“第三次是在灵堂,烛火映照着他的遗照,那张照片选的很好,满脸都是虚伪的笑,披麻戴孝的是他十岁的儿子。”
说完后,她没有想象中的歇斯底里,可能是时间磨平了这段故事,也淡化了她的悲痛,这是方瑾第一次向别人提起这件事,倾诉的对象不是家人和朋友,而是眼前的这个初中同学,是与她同病相怜的人。
“那他”
“癌症走的,可能是老天有眼吧。”她语气没有想象中的轻松。
一时间,俩人安静着,气氛有些沉重,方瑾把胳膊搭在栏杆上说,““而现在他儿子找上门来,让我念着同父的份上给他口饭吃,我真想抛掉个人素质,冲到他面前说,去你爸的,你们算个什么东西?”
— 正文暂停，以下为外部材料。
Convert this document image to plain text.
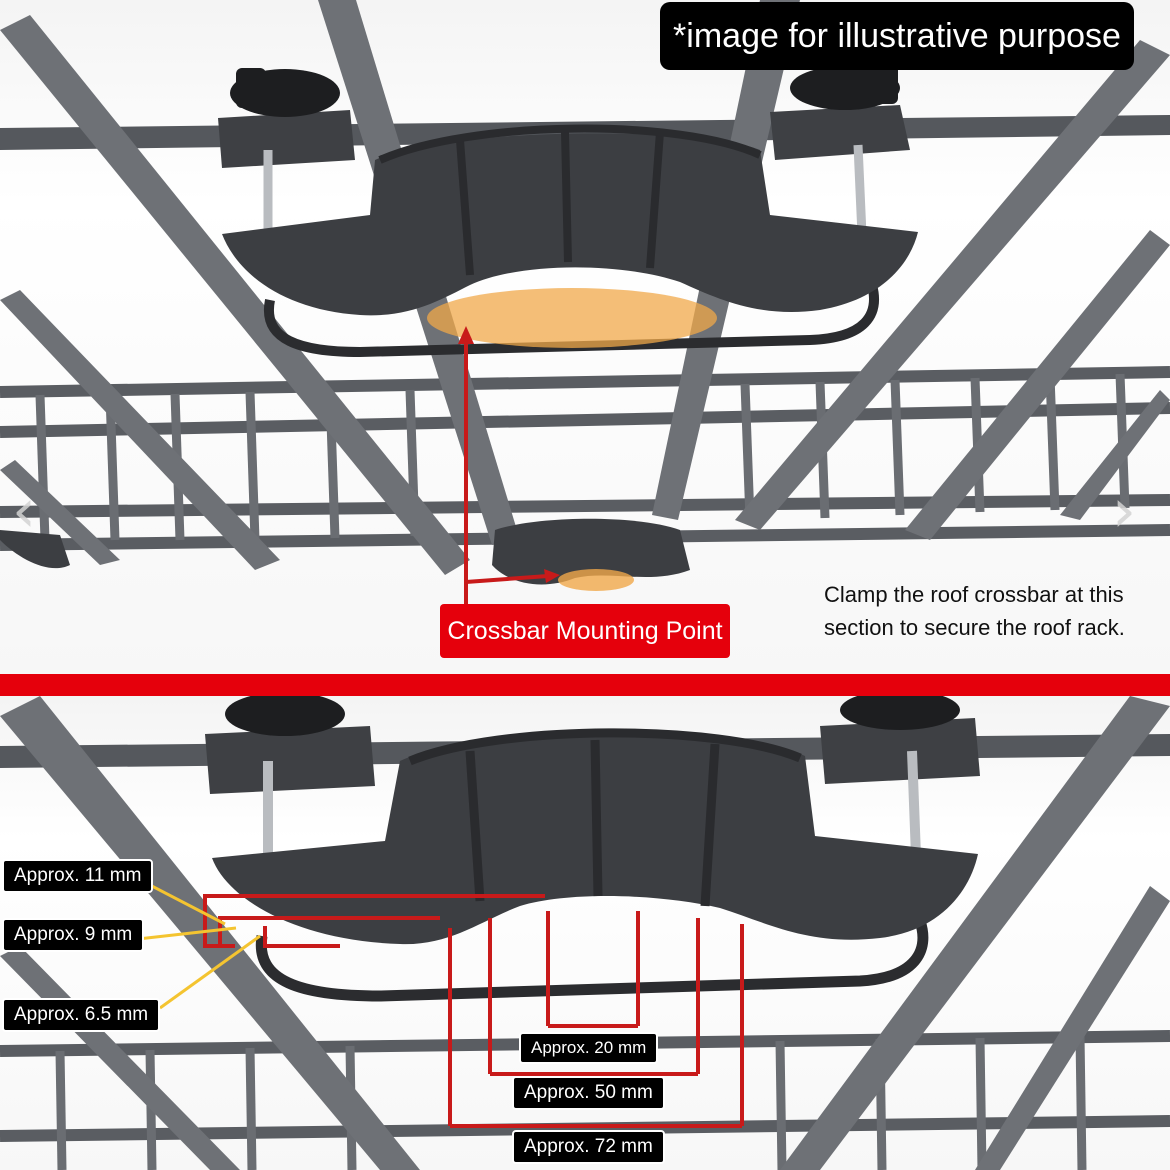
*image for illustrative purpose
Crossbar Mounting Point
Clamp the roof crossbar at this section to secure the roof rack.
‹	›
Approx. 11 mm
Approx. 9 mm
Approx. 6.5 mm
Approx. 20 mm
Approx. 50 mm
Approx. 72 mm
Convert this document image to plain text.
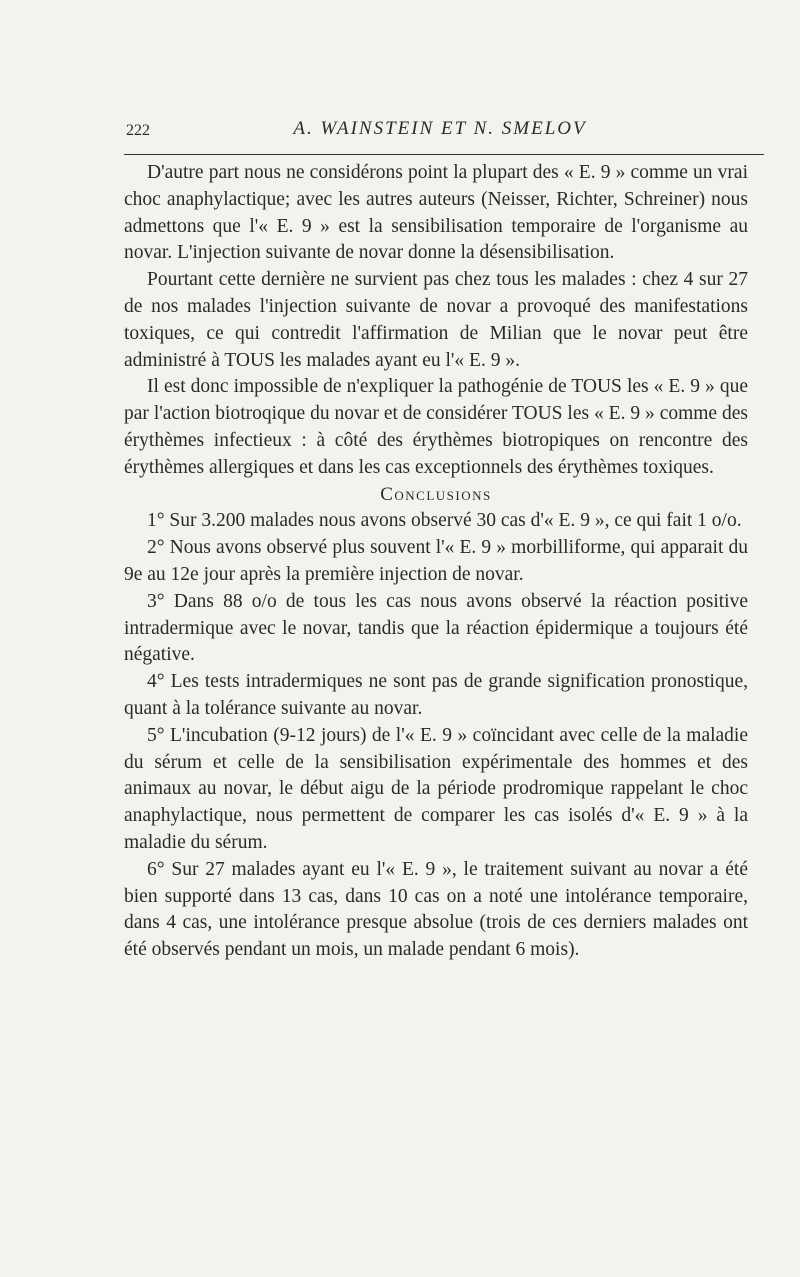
222	A. WAINSTEIN ET N. SMELOV

D'autre part nous ne considérons point la plupart des « E. 9 » comme un vrai choc anaphylactique; avec les autres auteurs (Neisser, Richter, Schreiner) nous admettons que l'« E. 9 » est la sensibilisation temporaire de l'organisme au novar. L'injection suivante de novar donne la désensibilisation.

Pourtant cette dernière ne survient pas chez tous les malades : chez 4 sur 27 de nos malades l'injection suivante de novar a provoqué des manifestations toxiques, ce qui contredit l'affirmation de Milian que le novar peut être administré à TOUS les malades ayant eu l'« E. 9 ».

Il est donc impossible de n'expliquer la pathogénie de TOUS les « E. 9 » que par l'action biotroqique du novar et de considérer TOUS les « E. 9 » comme des érythèmes infectieux : à côté des érythèmes biotropiques on rencontre des érythèmes allergiques et dans les cas exceptionnels des érythèmes toxiques.

Conclusions

1° Sur 3.200 malades nous avons observé 30 cas d'« E. 9 », ce qui fait 1 o/o.

2° Nous avons observé plus souvent l'« E. 9 » morbilliforme, qui apparait du 9e au 12e jour après la première injection de novar.

3° Dans 88 o/o de tous les cas nous avons observé la réaction positive intradermique avec le novar, tandis que la réaction épidermique a toujours été négative.

4° Les tests intradermiques ne sont pas de grande signification pronostique, quant à la tolérance suivante au novar.

5° L'incubation (9-12 jours) de l'« E. 9 » coïncidant avec celle de la maladie du sérum et celle de la sensibilisation expérimentale des hommes et des animaux au novar, le début aigu de la période prodromique rappelant le choc anaphylactique, nous permettent de comparer les cas isolés d'« E. 9 » à la maladie du sérum.

6° Sur 27 malades ayant eu l'« E. 9 », le traitement suivant au novar a été bien supporté dans 13 cas, dans 10 cas on a noté une intolérance temporaire, dans 4 cas, une intolérance presque absolue (trois de ces derniers malades ont été observés pendant un mois, un malade pendant 6 mois).
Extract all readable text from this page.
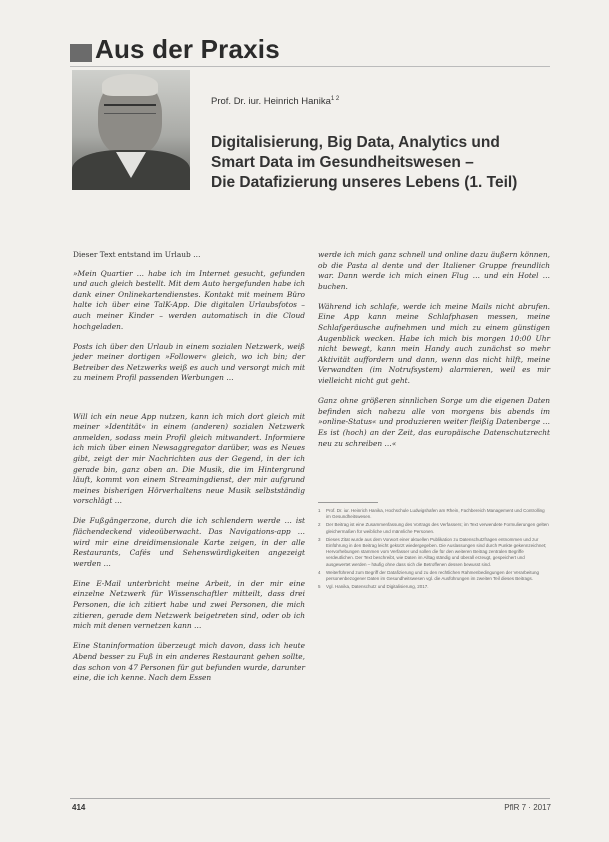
Aus der Praxis
Prof. Dr. iur. Heinrich Hanika$^{1 2}$
Digitalisierung, Big Data, Analytics und
Smart Data im Gesundheitswesen –
Die Datafizierung unseres Lebens (1. Teil)

Dieser Text entstand im Urlaub …

»Mein Quartier … habe ich im Internet gesucht, gefunden und auch gleich bestellt. Mit dem Auto hergefunden habe ich dank einer Onlinekartendienstes. Kontakt mit meinem Büro halte ich über eine TalK-App. Die digitalen Urlaubsfotos – auch meiner Kinder – werden automatisch in die Cloud hochgeladen.

Posts ich über den Urlaub in einem sozialen Netzwerk, weiß jeder meiner dortigen »Follower« gleich, wo ich bin; der Betreiber des Netzwerks weiß es auch und versorgt mich mit zu meinem Profil passenden Werbungen …

Will ich ein neue App nutzen, kann ich mich dort gleich mit meiner »Identität« in einem (anderen) sozialen Netzwerk anmelden, sodass mein Profil gleich mitwandert. Informiere ich mich über einen Newsaggregator darüber, was es Neues gibt, zeigt der mir Nachrichten aus der Gegend, in der ich gerade bin, ganz oben an. Die Musik, die im Hintergrund läuft, kommt von einem Streamingdienst, der mir aufgrund meines bisherigen Hörverhaltens neue Musik selbstständig vorschlägt …

Die Fußgängerzone, durch die ich schlendern werde … ist flächendeckend videoüberwacht. Das Navigations-app … wird mir eine dreidimensionale Karte zeigen, in der alle Restaurants, Cafés und Sehenswürdigkeiten angezeigt werden …

Eine E-Mail unterbricht meine Arbeit, in der mir eine einzelne Netzwerk für Wissenschaftler mitteilt, dass drei Personen, die ich zitiert habe und zwei Personen, die mich zitieren, gerade dem Netzwerk beigetreten sind, oder ob ich mich mit denen vernetzen kann …

Eine Staninformation überzeugt mich davon, dass ich heute Abend besser zu Fuß in ein anderes Restaurant gehen sollte, das schon von 47 Personen für gut befunden wurde, darunter eine, die ich kenne. Nach dem Essen

werde ich mich ganz schnell und online dazu äußern können, ob die Pasta al dente und der Italiener Gruppe freundlich war. Dann werde ich mich einen Flug … und ein Hotel … buchen.

Während ich schlafe, werde ich meine Mails nicht abrufen. Eine App kann meine Schlafphasen messen, meine Schlafgeräusche aufnehmen und mich zu einem günstigen Augenblick wecken. Habe ich mich bis morgen 10:00 Uhr nicht bewegt, kann mein Handy auch zunächst so mehr Aktivität auffordern und dann, wenn das nicht hilft, meine Verwandten (im Notrufsystem) alarmieren, weil es mir vielleicht nicht gut geht.

Ganz ohne größeren sinnlichen Sorge um die eigenen Daten befinden sich nahezu alle von morgens bis abends im »online-Status« und produzieren weiter fleißig Datenberge … Es ist (hoch) an der Zeit, das europäische Datenschutzrecht neu zu schreiben …«

1	Prof. Dr. iur. Heinrich Hanika, Hochschule Ludwigshafen am Rhein, Fachbereich Management und Controlling im Gesundheitswesen.
2	Der Beitrag ist eine Zusammenfassung des Vortrags des Verfassers; im Text verwendete Formulierungen gelten gleichermaßen für weibliche und männliche Personen.
3	Dieses Zitat wurde aus dem Vorwort einer aktuellen Publikation zu Datenschutzfragen entnommen und zur Einführung in den Beitrag leicht gekürzt wiedergegeben. Die Auslassungen sind durch Punkte gekennzeichnet; Hervorhebungen stammen vom Verfasser und sollen die für den weiteren Beitrag zentralen Begriffe verdeutlichen. Der Text beschreibt, wie Daten im Alltag ständig und überall erzeugt, gespeichert und ausgewertet werden – häufig ohne dass sich die Betroffenen dessen bewusst sind.
4	Weiterführend zum Begriff der Datafizierung und zu den rechtlichen Rahmenbedingungen der Verarbeitung personenbezogener Daten im Gesundheitswesen vgl. die Ausführungen im zweiten Teil dieses Beitrags.
5	Vgl. Hanika, Datenschutz und Digitalisierung, 2017.
414	PflR 7 · 2017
“我这样是不是有些恶毒了?”她偏过头冲周易阳弯了弯眼,语调裹着点刻意的轻快。
周易阳没有回她,只是冲着远方大喊,“去你爸的,你们算个什么东西!”
方瑾笑出了声,随后跟着他一起大喊。
“去你爸的,你们算个什么东西!”
天降抵不过竹马
从天台下来,再回到办公室一时有些乏力,也没了心情工作,干脆拎着包下班了,等红灯的时间,方瑾支着手臂,看向窗外的时候,看到了一对白发苍苍的老夫妻,他们相互依偎着坐在长椅上,绿灯亮时她打了个电话给蒋瑜。
“喂,怎么了?”
这是方瑾这么久以来,第一次主动打电话来,他的语气不似平时那么沉稳。
“没怎么,你现在在哪里?”
分叉路口,没等那边回话,她就开向了他家的方向。
“在公司。”他听出了方瑾那边传来的汽笛声,“要不你去我家等我,我马上回来。”
“马上是多久?”她也听见了那边传来的椅子拖动的声音,于是故意刁难问道。
蒋瑜抬手看了眼腕表,低声笑着说:“半个小时,方总愿意给吗?”
“行吧,过期不候。”
等蒋瑜赶到家的时候,方瑾正拿着他的平板看着电视剧。
她看了眼时间,漫不经心地说,“可以啊,把控得刚刚好。”
蒋瑜微喘着气笑了下,换好鞋子,走过去拥住了她,汲取她身上的芬香。
方瑾正看到关键时候,就被一只强有力的臂膀圈住,她肘击了下身后的人,可没半点攻击性。
“让开,你的手挡住了。”她的声音瓷声瓷气的。
蒋瑜把她的头枕在自己的大腿上,方瑾找了个舒服的位置看得入迷。
桌上是她从冰箱里拿的蓝莓,他长臂一越,拿在手上,一颗一颗的喂给她吃,颇有服务意识。